Resolving \[{F_2}\]​​ and \[{F_3}\]​​ into two rectangular components, we can get
\[{F_2}cos{30^{o\;}}\]along \[GD\]and \[{F_2}cos{30^{o\;}}\]along \[GH\]
\[{F_3}cos{30^{o\;}}\]along \[GE\]and \[{F_2}cos{30^{o\;}}\]along \[GH\]
Here,\[{F_2}cos{30^{o\;}}\]and \[{F_3}cos{30^{o\;}}\]are the same in magnitude and acting in reverse directions, and cancel out each other.
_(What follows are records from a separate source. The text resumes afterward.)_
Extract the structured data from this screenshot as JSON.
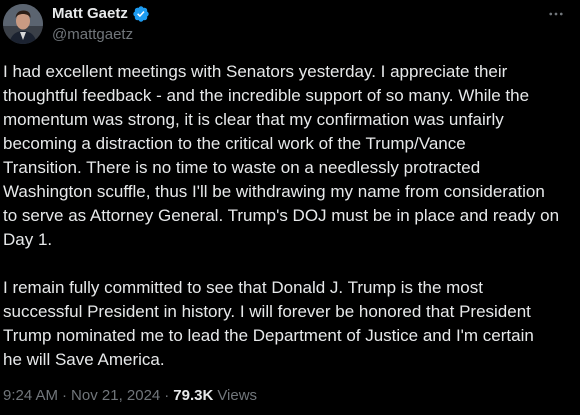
{
  "author": {
    "display_name": "Matt Gaetz",
    "handle": "@mattgaetz",
    "verified": true,
    "verified_color": "#1d9bf0"
  },
  "more_icon": "more-horizontal-icon",
  "tweet": {
    "paragraphs": [
      "I had excellent meetings with Senators yesterday.  I appreciate their\nthoughtful feedback - and the incredible support of so many.  While the\nmomentum was strong, it is clear that my confirmation was unfairly\nbecoming a distraction to the critical work of the Trump/Vance\nTransition.  There is no time to waste on a needlessly protracted\nWashington scuffle, thus I'll be withdrawing my name from consideration\nto serve as Attorney General.  Trump's DOJ must be in place and ready on\nDay 1.",
      "I remain fully committed to see that Donald J. Trump is the most\nsuccessful President in history.  I will forever be honored that President\nTrump nominated me to lead the Department of Justice and I'm certain\nhe will Save America."
    ]
  },
  "meta": {
    "time": "9:24 AM",
    "separator": "·",
    "date": "Nov 21, 2024",
    "views_count": "79.3K",
    "views_label": "Views"
  },
  "colors": {
    "background": "#000000",
    "text": "#e7e9ea",
    "secondary": "#71767b",
    "accent": "#1d9bf0"
  }
}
The resulting force on mass \[2m\] at \[G\] is
\[{F_R} = {F_{1}} - \left( {{F_{2}}sin{{30}^o} + {F_{3}}sin{{30}^o}} \right)\]
\[{F_R} = 2G{m^2} - \left( {2G{m^2} \times \dfrac{1}{2} + 2G{m^2} \times \dfrac{1}{2}} \right)\]
\[{F_R} = 0\] this is the required answer
B. For the second case, When mass at \[A\] is \[2m\], then gravitational force on mass \[2m\] at\[\;G\] due to mass \[2m\] at \[A\] is
\[{F_1} = G\dfrac{{2m \times 2m}}{{{1^2}}} = 4G{m^2}\;\]along $GA$
The resulting force on mass \[2m\] at \[G\] due to masses at\[A\],\[\;B\] and \[C\]is
\[{F_1} = \left( {{F_2}sin{{30}^o} + {F_3}sin{{30}^o}} \right)\]
\[ = 4G{m^2} - \left( {2G{m^2} \times \dfrac{1}{2} + 2G{m^2} \times \dfrac{1}{2}} \right)\]
\[ = 2G{m^2}\;\]along \[GA\] this is the required answer.

Note:
Every point mass in the extended object will apply a force on the known point mass and these forces will not all be in a similar direction. We have to add up these forces along with their vectors for all the point masses in the extended object to obtain the total force. The force of attraction between a hollow spherical shell of uniform density and a point mass located outside is just as if the total mass of the shell is concentrated at the center of the shell.